The ten states now comprising the Association of Southeast Asian Nations have collectively become a major part of the world economy, bringing together over 600 million people including a growing middle class. Yet they are highly diverse in socio-economic development, political structure and legal traditions, as outlined in chapter 1 of our book. What hope is there for real legal harmonisation or cooperation, especially for consumer protection.
The “ASEAN Economic Community” project significantly expanded intra-regional trade and investment liberalisation commitments, aiming to raise individual member states’ living standards. We argue that the liberalisation project can be enhanced by improving consumer laws and regulations.
Chapter 2 shows how and why ASEAN, through AEC Blueprints and related law reform and capacity-building initiatives, has tried to “trade up” to higher consumer law standards. It also applies other theoretical perspectives to explore the actual achievements of ASEAN, generally and for consumer protection.
Chapter 3 chronicles national enactments of consumer product safety laws and regulations, often as part of general consumer protection law statutes, as well as (often strict liability based) product liability laws, in three stages including the 2007-2015 AEC phase. It highlights regulatory gaps and demarcation problems among “line ministries” and newer consumer affairs regulators, as well as problems of access to justice for consumers seeking compensation for harm from unsafe products.
Chapter 4 focuses on consumer contracts, contrasting the widespread bans on misleading conduct with more variable treatment of unfair contract terms. A uniform approach is more unlikely but most existing laws may be sufficient if backed by effective education and enforcement.
Chapters 5 and 6 take a regional perspective in examining how ASEAN collectively can deal with pressing issues regarding consumer finance and professional health services. The challenge for consumer finance is having all states at least apply consumer protection measures against abusive lending practices, including debtor harassment. Another challenge reducing the number of people who are financially excluded. New technologies offer opportunities to achieve this, but ASEAN can strengthen knowledge and experience sharing networks amongst government agencies and other key players in this fast-evolving field.
ASEAN’s trade liberalisation agenda needs to be applied in a carefully nuanced way concerning professional health services. These services are not only a consumer product; access to health services is a basic human right. Attuning public policy to meet universal health objectives while also gaining the benefits of being subjected to competitive marketplace disciplines is tricky, especially when national budgets are highly constrained. The challenges may be exacerbated if members implement ASEAN’s commitment to mutual recognition of professional qualifications, so health professionals gravitate from poorer countries to higher income states.

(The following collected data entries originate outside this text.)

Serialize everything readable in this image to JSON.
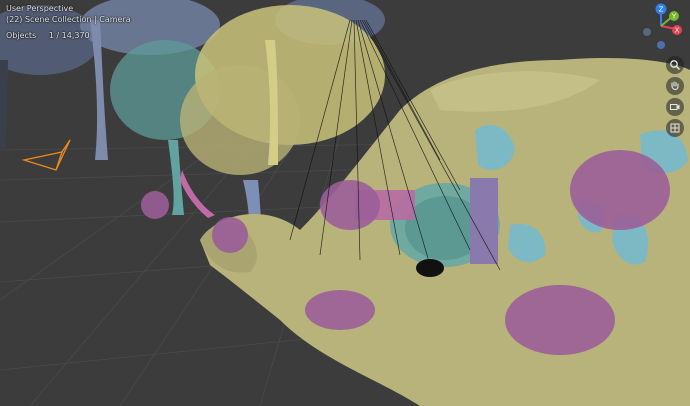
{
  "header": {
    "view_name": "User Perspective",
    "collection_path": "(22) Scene Collection | Camera"
  },
  "stats": {
    "objects_label": "Objects",
    "objects_value": "1 / 14,370"
  },
  "gizmo": {
    "axis_z": "Z",
    "axis_y": "Y",
    "axis_x": "X",
    "colors": {
      "x": "#e14353",
      "y": "#76b62b",
      "z": "#2f7ff0",
      "neg": "#5b6678"
    }
  },
  "nav_icons": [
    "zoom-icon",
    "hand-pan-icon",
    "camera-view-icon",
    "grid-ortho-icon"
  ],
  "scene_colors": {
    "background": "#3c3c3c",
    "terrain": "#b8b37a",
    "tree_blue": "#6f7fa0",
    "foliage_yellow": "#c9c27a",
    "hobbit_door": "#63a7a2",
    "flowers": "#9b5e98",
    "rock_teal": "#7db9c4",
    "camera": "#f08a1f"
  }
}
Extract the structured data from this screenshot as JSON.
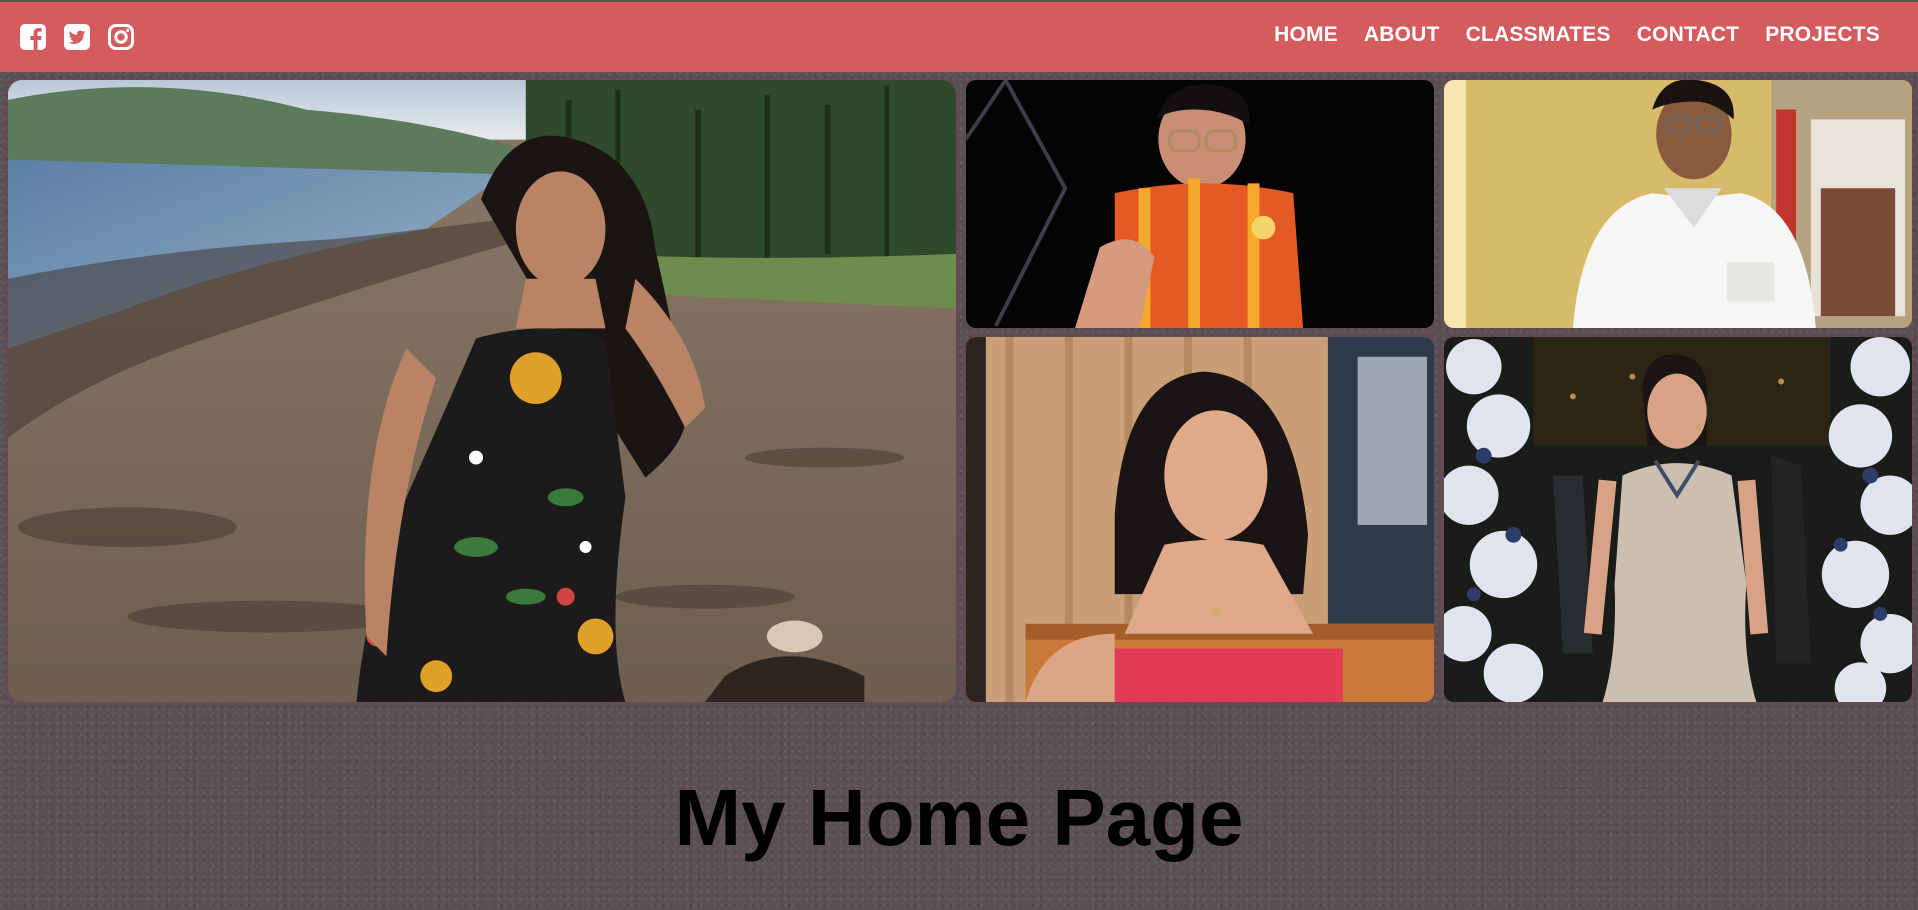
{
  "nav": {
    "social": [
      {
        "icon": "facebook-square-icon"
      },
      {
        "icon": "twitter-square-icon"
      },
      {
        "icon": "instagram-icon"
      }
    ],
    "links": [
      "HOME",
      "ABOUT",
      "CLASSMATES",
      "CONTACT",
      "PROJECTS"
    ]
  },
  "gallery": {
    "photos": [
      {
        "name": "beach-portrait-photo"
      },
      {
        "name": "selfie-jersey-photo"
      },
      {
        "name": "white-shirt-portrait-photo"
      },
      {
        "name": "restaurant-portrait-photo"
      },
      {
        "name": "gown-portrait-photo"
      }
    ]
  },
  "page": {
    "title": "My Home Page"
  },
  "colors": {
    "navbar": "#d55c5e",
    "background": "#5a4f54",
    "nav_text": "#ffffff"
  }
}
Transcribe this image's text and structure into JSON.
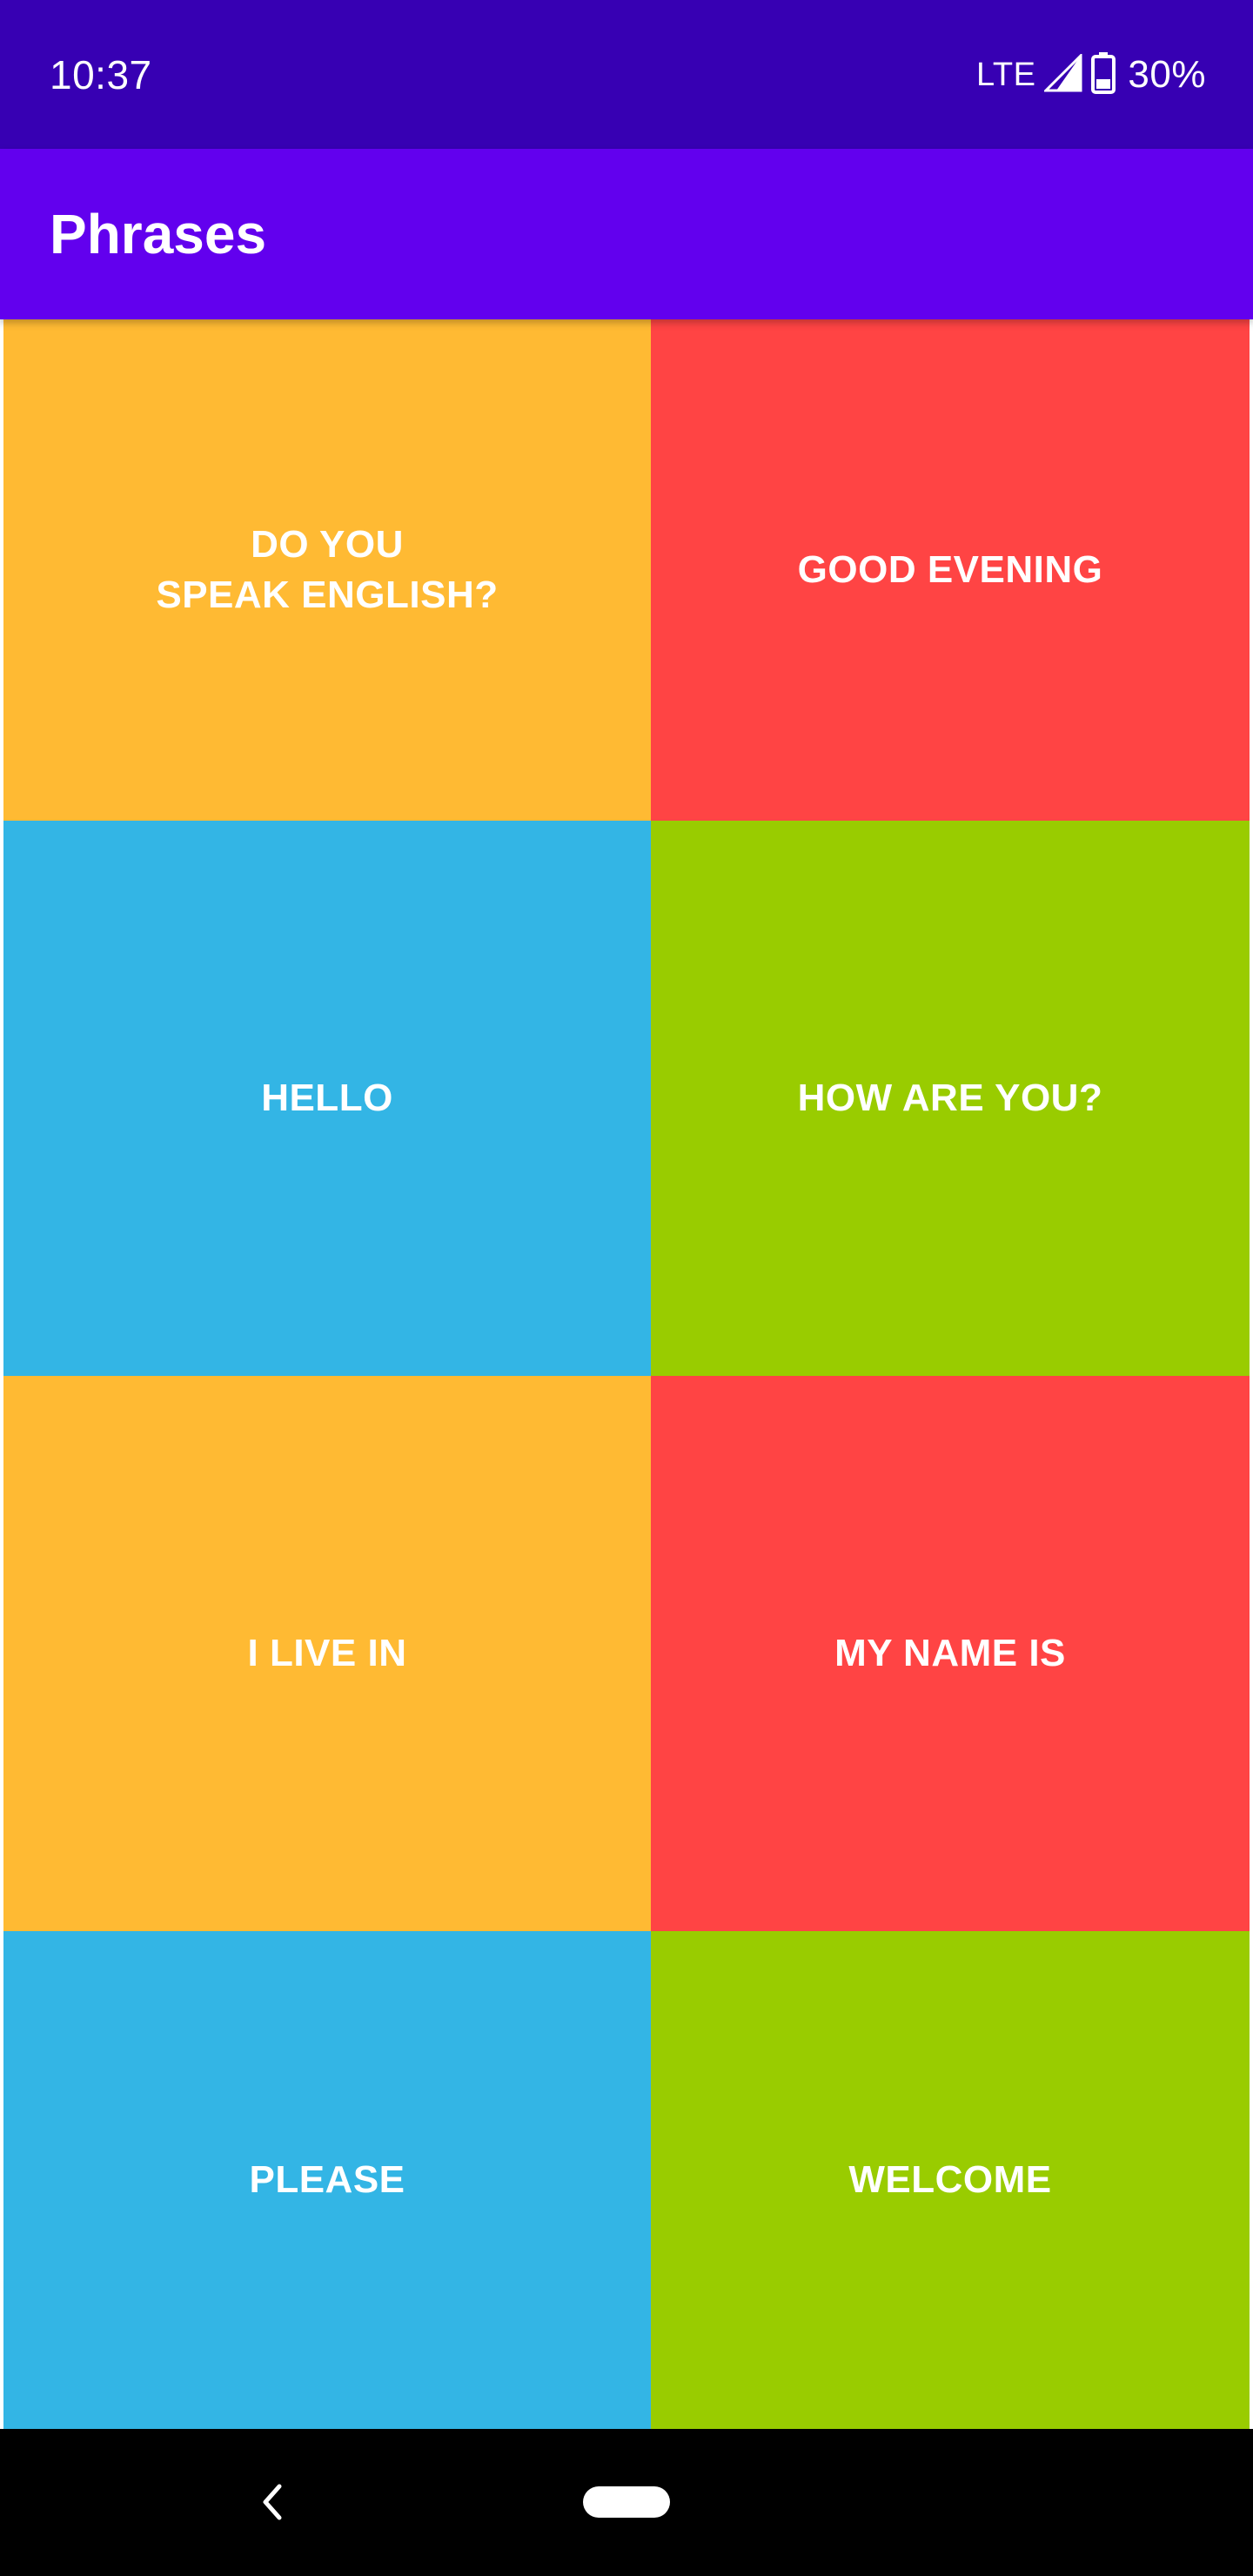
{
  "status_bar": {
    "time": "10:37",
    "network": "LTE",
    "battery": "30%",
    "icons": [
      "signal-icon",
      "battery-icon"
    ]
  },
  "app_bar": {
    "title": "Phrases"
  },
  "phrases": [
    {
      "label": "DO YOU\nSPEAK ENGLISH?",
      "color": "#FFBA33"
    },
    {
      "label": "GOOD EVENING",
      "color": "#FF4444"
    },
    {
      "label": "HELLO",
      "color": "#33B5E5"
    },
    {
      "label": "HOW ARE YOU?",
      "color": "#99CC00"
    },
    {
      "label": "I LIVE IN",
      "color": "#FFBA33"
    },
    {
      "label": "MY NAME IS",
      "color": "#FF4444"
    },
    {
      "label": "PLEASE",
      "color": "#33B5E5"
    },
    {
      "label": "WELCOME",
      "color": "#99CC00"
    }
  ],
  "nav_bar": {
    "icons": [
      "back-icon",
      "home-pill-icon"
    ]
  },
  "colors": {
    "status_bar": "#3700B3",
    "app_bar": "#6200EE",
    "orange": "#FFBA33",
    "red": "#FF4444",
    "blue": "#33B5E5",
    "green": "#99CC00"
  }
}
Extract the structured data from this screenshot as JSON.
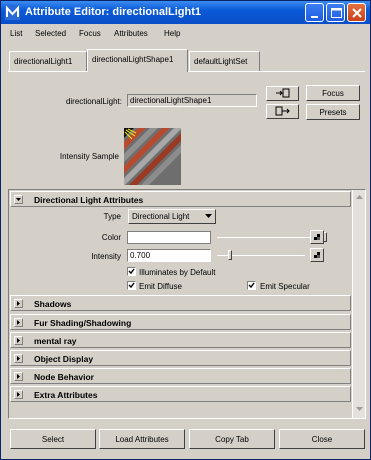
{
  "window": {
    "title": "Attribute Editor: directionalLight1"
  },
  "menu": [
    "List",
    "Selected",
    "Focus",
    "Attributes",
    "Help"
  ],
  "tabs": [
    {
      "label": "directionalLight1",
      "active": false
    },
    {
      "label": "directionalLightShape1",
      "active": true
    },
    {
      "label": "defaultLightSet",
      "active": false
    }
  ],
  "header": {
    "node_label": "directionalLight:",
    "node_value": "directionalLightShape1",
    "focus_label": "Focus",
    "presets_label": "Presets",
    "intensity_sample_label": "Intensity Sample"
  },
  "sections": [
    {
      "label": "Directional Light Attributes",
      "expanded": true
    },
    {
      "label": "Shadows",
      "expanded": false
    },
    {
      "label": "Fur Shading/Shadowing",
      "expanded": false
    },
    {
      "label": "mental ray",
      "expanded": false
    },
    {
      "label": "Object Display",
      "expanded": false
    },
    {
      "label": "Node Behavior",
      "expanded": false
    },
    {
      "label": "Extra Attributes",
      "expanded": false
    }
  ],
  "attributes": {
    "type_label": "Type",
    "type_value": "Directional Light",
    "color_label": "Color",
    "color_hex": "#ffffff",
    "intensity_label": "Intensity",
    "intensity_value": "0.700",
    "illuminates_by_default": {
      "label": "Illuminates by Default",
      "checked": true
    },
    "emit_diffuse": {
      "label": "Emit Diffuse",
      "checked": true
    },
    "emit_specular": {
      "label": "Emit Specular",
      "checked": true
    }
  },
  "bottom_buttons": [
    "Select",
    "Load Attributes",
    "Copy Tab",
    "Close"
  ]
}
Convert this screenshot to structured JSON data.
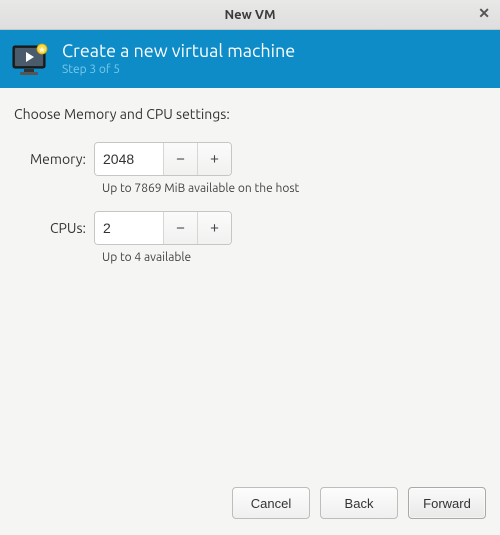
{
  "window": {
    "title": "New VM"
  },
  "header": {
    "title": "Create a new virtual machine",
    "step": "Step 3 of 5"
  },
  "content": {
    "prompt": "Choose Memory and CPU settings:",
    "memory": {
      "label": "Memory:",
      "value": "2048",
      "hint": "Up to 7869 MiB available on the host",
      "minus": "−",
      "plus": "+"
    },
    "cpus": {
      "label": "CPUs:",
      "value": "2",
      "hint": "Up to 4 available",
      "minus": "−",
      "plus": "+"
    }
  },
  "footer": {
    "cancel": "Cancel",
    "back": "Back",
    "forward": "Forward"
  }
}
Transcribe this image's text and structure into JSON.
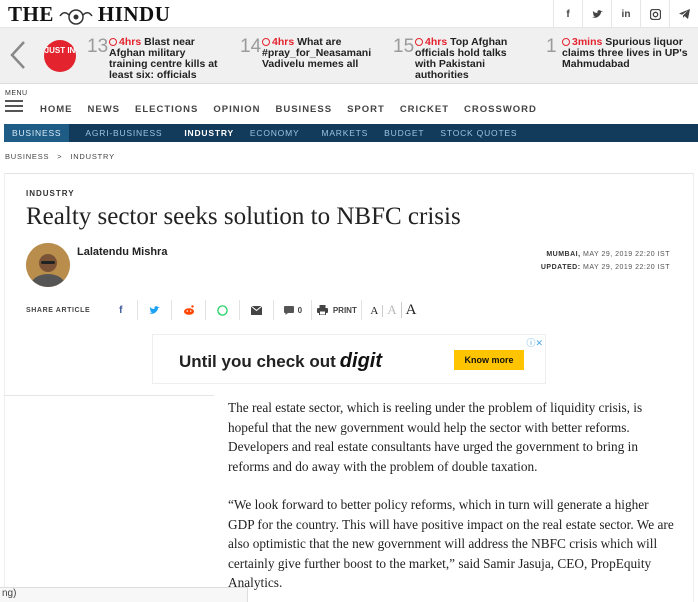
{
  "header": {
    "logo_left": "THE",
    "logo_right": "HINDU",
    "social": [
      "f",
      "✓",
      "in",
      "▣",
      "✓"
    ]
  },
  "ticker": {
    "just_in": "JUST IN",
    "items": [
      {
        "num": "13",
        "time": "4hrs",
        "text": "Blast near Afghan military training centre kills at least six: officials"
      },
      {
        "num": "14",
        "time": "4hrs",
        "text": "What are #pray_for_Neasamani Vadivelu memes all"
      },
      {
        "num": "15",
        "time": "4hrs",
        "text": "Top Afghan officials hold talks with Pakistani authorities"
      },
      {
        "num": "1",
        "time": "3mins",
        "text": "Spurious liquor claims three lives in UP's Mahmudabad"
      }
    ]
  },
  "menu": {
    "label": "MENU",
    "links": [
      "HOME",
      "NEWS",
      "ELECTIONS",
      "OPINION",
      "BUSINESS",
      "SPORT",
      "CRICKET",
      "CROSSWORD"
    ]
  },
  "subnav": [
    "BUSINESS",
    "AGRI-BUSINESS",
    "INDUSTRY",
    "ECONOMY",
    "MARKETS",
    "BUDGET",
    "STOCK QUOTES"
  ],
  "breadcrumb": {
    "parent": "BUSINESS",
    "sep": ">",
    "current": "INDUSTRY"
  },
  "article": {
    "section": "INDUSTRY",
    "headline": "Realty sector seeks solution to NBFC crisis",
    "author": "Lalatendu Mishra",
    "place": "MUMBAI,",
    "date": "MAY 29, 2019 22:20 IST",
    "updated_label": "UPDATED:",
    "updated": "MAY 29, 2019 22:20 IST",
    "share_label": "SHARE ARTICLE",
    "comment_count": "0",
    "print_label": "PRINT",
    "font_sizes": [
      "A",
      "A",
      "A"
    ],
    "paragraphs": [
      "The real estate sector, which is reeling under the problem of liquidity crisis, is hopeful that the new government would help the sector with better reforms. Developers and real estate consultants have urged the government to bring in reforms and do away with the problem of double taxation.",
      "“We look forward to better policy reforms, which in turn will generate a higher GDP for the country. This will have positive impact on the real estate sector. We are also optimistic that the new government will address the NBFC crisis which will certainly give further boost to the market,” said Samir Jasuja, CEO, PropEquity Analytics."
    ]
  },
  "ad": {
    "text": "Until you check out",
    "brand": "digit",
    "button": "Know more",
    "close": "ⓘ✕"
  },
  "status_fragment": "ng)",
  "colors": {
    "navy": "#123a5a",
    "red": "#e3232e",
    "ad_button": "#ffc400"
  }
}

Chapter 7 explores the development of competition policy and associated laws and enforcement institutions in ASEAN, at both the national and regional levels. It explains the interface between competition and consumer protection and examines the implications for substantive and institutional design and operation that have been increasingly recognised around the world. Highlighting the general lack of coordination between competition and consumer protection endeavours in ASEAN to date, it poses some explanations for this and argues that a more coordinated and outcome-focused approach would assist in achieving the economic and social objectives of the AEC.
The book concludes by considering whether transgovernmentalism or “regional shared value” can promote more coordinated and effective consumer law, galvanising the cooperative and consensus-building approach traditionally preferred by ASEAN.